In total 750m single-use bags were being loaded with groceries, takeaway food, clothing, alcohol and convenience items each year in New Zealand.
Now instead, Countdown says it has already diverted 278 million of the carrier bags from the country's waste stream since phasing in their own ban over the past couple of years.
The supermarket chain removed 1889 tonnes of plastic bags from circulation then, equivalent to almost eight fully-loaded jumbo jets.
As of last night the Ministry for the Environment had received 36 complaints that retailers - across the board - were not complying with the change.
One of those flouting the law was an Indian takeaway restaurant that cut off the handles of the bags to get around the rules.
Plastic bags without handles and those that have already been used are exempt.
Mana Honohono investments and partnerships director Shaun Lewis said the 35 reports of non-compliance were "unverified" and the ministry needed to follow up.
Lewis said the reports related to all retail outlets.
The plan is to follow up with the businesses complained about to check compliance.

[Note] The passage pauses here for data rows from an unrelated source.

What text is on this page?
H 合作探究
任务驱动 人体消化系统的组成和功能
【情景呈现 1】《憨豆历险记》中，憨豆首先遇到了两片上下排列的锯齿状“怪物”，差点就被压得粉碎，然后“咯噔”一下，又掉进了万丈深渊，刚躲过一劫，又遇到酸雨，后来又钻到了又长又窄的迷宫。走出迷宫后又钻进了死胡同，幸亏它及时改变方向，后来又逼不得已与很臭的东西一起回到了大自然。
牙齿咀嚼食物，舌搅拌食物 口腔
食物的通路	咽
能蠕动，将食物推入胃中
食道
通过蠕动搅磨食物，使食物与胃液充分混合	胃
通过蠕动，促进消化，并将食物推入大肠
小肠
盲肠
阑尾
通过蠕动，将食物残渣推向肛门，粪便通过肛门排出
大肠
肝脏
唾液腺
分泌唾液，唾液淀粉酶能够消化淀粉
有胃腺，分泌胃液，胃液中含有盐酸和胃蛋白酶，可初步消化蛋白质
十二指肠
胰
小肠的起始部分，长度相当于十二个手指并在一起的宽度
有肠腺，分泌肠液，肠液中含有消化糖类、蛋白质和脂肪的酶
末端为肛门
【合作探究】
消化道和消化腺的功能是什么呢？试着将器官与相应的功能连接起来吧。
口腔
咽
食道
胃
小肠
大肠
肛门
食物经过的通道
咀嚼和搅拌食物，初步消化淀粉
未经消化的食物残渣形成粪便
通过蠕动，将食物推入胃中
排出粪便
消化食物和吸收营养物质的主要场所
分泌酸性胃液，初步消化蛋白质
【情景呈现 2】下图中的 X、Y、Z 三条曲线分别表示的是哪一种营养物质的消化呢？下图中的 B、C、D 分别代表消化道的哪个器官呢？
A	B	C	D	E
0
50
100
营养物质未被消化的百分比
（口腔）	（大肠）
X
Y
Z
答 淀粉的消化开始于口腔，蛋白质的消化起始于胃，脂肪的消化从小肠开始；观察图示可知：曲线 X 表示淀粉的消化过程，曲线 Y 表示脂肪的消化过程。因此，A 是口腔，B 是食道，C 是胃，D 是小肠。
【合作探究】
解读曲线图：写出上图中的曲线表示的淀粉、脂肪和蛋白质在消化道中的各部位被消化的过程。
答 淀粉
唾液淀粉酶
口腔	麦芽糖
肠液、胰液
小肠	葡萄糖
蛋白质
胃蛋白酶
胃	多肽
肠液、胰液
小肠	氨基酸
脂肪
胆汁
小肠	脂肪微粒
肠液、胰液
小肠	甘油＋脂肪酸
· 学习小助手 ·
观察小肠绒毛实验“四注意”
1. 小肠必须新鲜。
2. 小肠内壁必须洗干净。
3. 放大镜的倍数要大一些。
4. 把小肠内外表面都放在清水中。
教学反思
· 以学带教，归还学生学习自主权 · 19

He said the reports of non-compliance were encouraging because it meant New Zealanders were paying attention to the issue.
Overall Lewis believed attitudes and behaviours had changed since the ban was signalled last August.
"It is a big change for New Zealanders and the retail sector but I'm really confident this is going to be part of how we do things round here."
Lewis described the intention of the ban as removing single-use plastic bags from our environment and efforts to flout the law were disappointing.
"Those kinds of approaches are not in line with the intention of the ban which was really well supported through our public consultation process.
"Single-use plastic bags are a problem and they're a problem because they do escape into the environment, we know that, and when they escape into the environment they cause problems for wildlife.
"They break up into smaller bits of plastic, micro plastics, which then end up in the food chain so for us at the end of the day they do end up either in the environment or in landfills."
Flouters face fines of up to $100,000 but Lewis said such a hard line would be last resort.
At Foodstuffs, which is responsible for New World, Pak'nSave, Four Square, Gilmours, Trents, Raeward Fresh, Liquorland and On the Spot, the change has been phased in since January.
In general the vast majority of customers "took to the change like ducks to water", Foodstuffs spokeswoman Sue Hamilton said.
Aiding that was the giveaway by Foodstuffs of two million reusable grocery bags, 450,000 drink bottles, and 1.8m pods to reduce food waste.
The company has also launched BYO containers in the North Island, and completely recyclable meat trays made from 50 per cent recycled plastic, among other initiatives.
It has also banned plastic applicator tampons, plastic cotton buds, microbeads, oxo-degradable wraps and is "working on straws".
Countdown general manager of sustainability, Kiri Hannifin, said all 180 Countdown stores phased out single-use plastic bags in October and customers had responded very well to the change.
"We know Kiwis are keen to do right by the environment, and both our stores and our customers were more than ready for the new regulations," Hannifin said.
"While the vast majority of our customers are now bringing their own bags with them, we've always made sure there is an alternative option if our customers do forget, which is why we've introduced the 20 cent paper bag.
"We've known the ban was coming for a year, which has given us the time to run down our stock of our 15c emergency bags."
Countdown had also:
• Stopped selling packs of single-use plastic straws, removing an estimated 11 million from circulation;
• Started using New Zealand sourced recycled plastic instead of 177 tonnes of imported virgin plastic for a range of bakery products;
• Removed 117 tonnes of plastic from produce sections;
• And rolled out a trial of BYO containers in Canterbury and Auckland stores.